Why touchy feely works: BMW drives home the message

BMW and creative partner DraftFCB have done some cool stuff to promote the new X5. In a campaign that rolled out across TV, outdoor, digital, mobile and print, a highlight was the first-of-a-kind installation of a life-size cut out at Auckland Airport’s business carpark that made it look like the vehicle was scaling the pedestrian bridge.

Then there was the pioneering digital ad in Denizen magazine and bespoke interactive digital formats in partnership with APN. And New Zealand was the star of the show on screen, with footage for the TVC shot here for use across BMW’s global network.

When potential car buyer’s eyeballs are sore from being grabbed by content in media of every kind imaginable, it doesn’t hurt to be life size, or for that matter, ubiquitous.

It’s also smart to pick out influencers who can help spread a message for your brand. We journalists like to think we’re among them. You know, those people you turn to for early news and advice, some pithy words and considered opinion on what matters.

That’s why a couple of groups of journos recently made the cut to get on the road with BMW to put the X5 through its paces. More ‘interested person along for the ride’ than automotive expert, I’ve admired luxury vehicles from the comfort of my lounge.

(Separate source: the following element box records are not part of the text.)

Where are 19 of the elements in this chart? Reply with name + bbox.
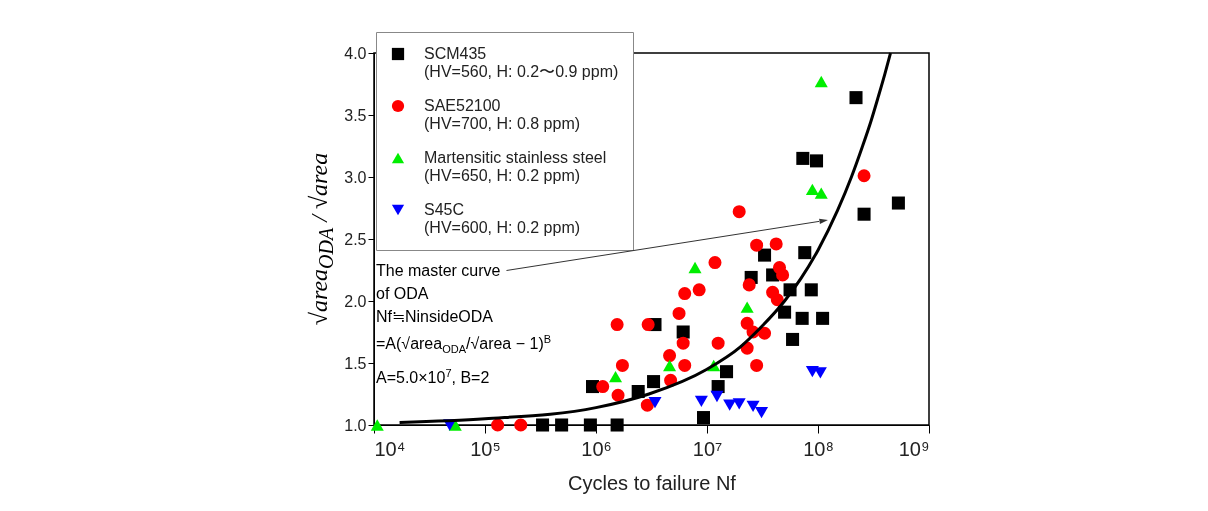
x-tick-label: 10⁹ — [898, 437, 930, 460]
y-tick-label: 3.0 — [344, 168, 367, 186]
y-tick-label: 1.5 — [344, 354, 367, 372]
y-tick-label: 3.5 — [344, 106, 367, 124]
x-tick-label: 10⁸ — [803, 437, 834, 460]
x-tick-label: 10⁵ — [470, 437, 501, 460]
x-tick-label: 10⁶ — [581, 437, 612, 460]
y-tick-label: 4.0 — [344, 44, 367, 62]
legend-label: SAE52100 (HV=700, H: 0.8 ppm) — [424, 97, 581, 132]
x-axis-title: Cycles to failure Nf — [568, 471, 737, 494]
y-tick-label: 2.0 — [344, 292, 367, 310]
legend-label: Martensitic stainless steel (HV=650, H: 0.2 ppm) — [424, 149, 607, 184]
legend-label: SCM435 (HV=560, H: 0.2〜0.9 ppm) — [424, 45, 619, 80]
legend-label: S45C (HV=600, H: 0.2 ppm) — [424, 201, 581, 236]
y-tick-label: 1.0 — [344, 416, 367, 434]
y-tick-label: 2.5 — [344, 230, 367, 248]
text: The master curve of ODA Nf≒NinsideODA =A(√area$_{ODA}$/√area − 1)$^{B}$ A=5.0×10$^{7}$, B=2 — [376, 262, 552, 386]
x-tick-label: 10⁷ — [692, 437, 723, 460]
x-tick-label: 10⁴ — [374, 437, 406, 460]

The typical car maker’s TVC takes us on a journey through breathtaking scenery, sun glinting off metal as said vehicle shines in all weather and surroundings. Often the small print will disclaim ‘overseas model shown’, and the environment is distinctly foreign.

Filming on New Zealand roads, with a vehicle we can buy here and now, speaks far more directly to the audience. It hints at what we could do if we drove it away from a yard and onto the Kiwi roads less travelled.

The ride we went on showed why experiential marketing’s star continues to rise: there’s no substitute for getting hands on. The new X5 models are a cut above — even the nav, displayed on the 10.25 inch 3D display, adds Ps and Qs when it gives you voice directions. The full specs are further evidence.

You can tell someone all about what it can do, including safety features like the surround view, with cameras at the front, rear and side for 360 degree visibility — and about hill descent control that locks into walking pace for safe descent. But there’s no better way to see, hear, feel and sense these things than chucking the X5 backwards down a muddy slope on a central North Island farm, with a hint of dung in the whiff of country air.

BMW wasn’t the only one laying on test conditions on this trip, New Zealand did that too. The November weather was complete with sun, showers and thunderstorms, so the rain sensor-controlled headlights were handy as, bro.

And where else could you cram urban streets, gravel, bog and highways into a trip of about 400km? The X5’s comfort, luxury and looks were enough to make this driver of an ageing sedan really want an upgrade.

It’s hard for writers to spare time for treats like this — and for consumers to devote attention to one car, or for that matter any product or service — over another. But marketing efforts like this are worth it, because hands-on works.